ミサイルドーン
主権国家の権利として、自国の防衛をする権利はどの国にもある。しかし、ある巨大で横暴な国家は自国以外の国がミサイル発射実験をする事を快く思わないどころか、ミサイル発射実験の中止を要請し、小国の自国を防衛する権利に口を出す。どんなに巨大な国であろうと、どんなに小さな国であろうと、自国の利益を守る権利は平等に持っているはずだ。巨大で横暴な国家は武力や経済力や情報操作によって自国の言い成りになるたくさんの国を従えて、自分達のやり方が最上であると考え、自分達以外のやり方を一切認めず、自分達の利害と対立する小国の利益をむさぼろうとしている。

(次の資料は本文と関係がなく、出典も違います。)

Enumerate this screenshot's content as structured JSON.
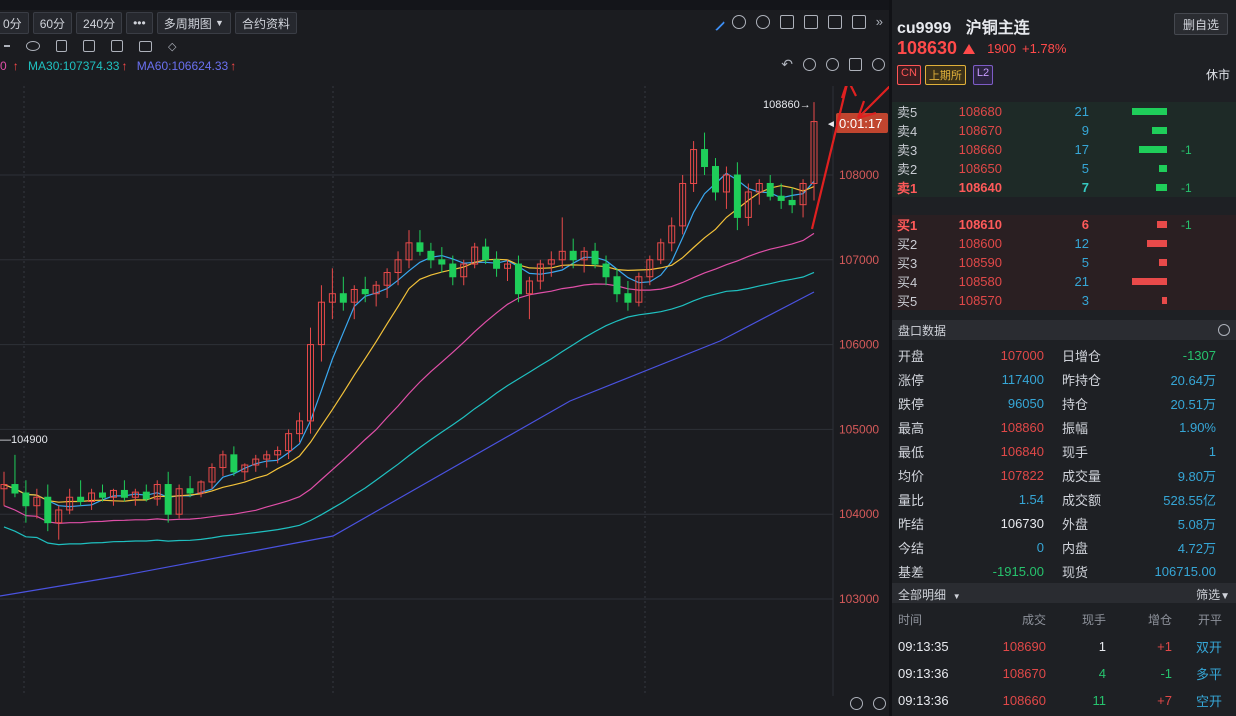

巨大で横暴な国家は自分達だけがミサイル発射実験も核実験も当然の権利として持ち、自分達と価値観を一致させない小国には自分達と同じようなミサイル発射実験の権利を認めない。そして、巨大で横暴な国家が持っている大量のミサイルは小国の国民に標準を合わせいつでも発射できる準備が整っているのに、小国が行うミサイル発射実験は巨大で横暴な国家の国民の生命を守るため、と称して圧力をかけているのだ。しかも、巨大で横暴な国家のミサイルには核を乗せる事だって可能なのだ。
そのような横暴が世界の秩序として認められているのだからおかしな話だ。平等に話し合いのテーブルに付くのであれば、そういう安全保障という大前提を平等にしておかなければならない。安全保障という大前提が不平等なのだから、平等な話し合いのテーブルに付く事など最初から不可能なのだ。巨大で横暴な国家が圧倒的に有利なテーブルを平等なテーブルだと言い張り、そんな不平等なテーブルに付かない小国に対して圧力をかけている姿は弱いものいじめとしか思えない。巨大で横暴な国家はいつも、自分達の権力と武力で世界の紛争に首を突っ込んで、火事場泥棒のように紛争の種になっている利益を自分達が力で取り上げ、紛争をさらに混乱させ悲劇だけを増大させている。
小国がミサイル実験を行う数週間前に、巨大で横暴な国家はミサイルを軌道上で迎撃できるシステムの訓練を行ったそうだ。迎撃システムの訓練は成功し、小国がミサイルを撃ってきても、巨大で横暴な国家やその従属国の安全は保障されたと浮かれながら報道されていた。しかし、実際に小国が発射したミサイルは迎撃システムに破壊される事なく海面に着弾した。後日、迎撃システムを発動させなかったと発言をしていた。迎撃システムの絶好の実践訓練をただ指をくわえて見ていたのか、迎撃システムを発動させる事ができなかったかのどちらかであろう。どちらにしろ、もともと低かった俺のミサイル迎撃システムに対する信頼感はすっかり無くなってしまい、苦笑いしか出てこない。
こんな文章を書いていると、俺は巨大で横暴な国家がこんなにも嫌いなんだと改めて感じてしまった。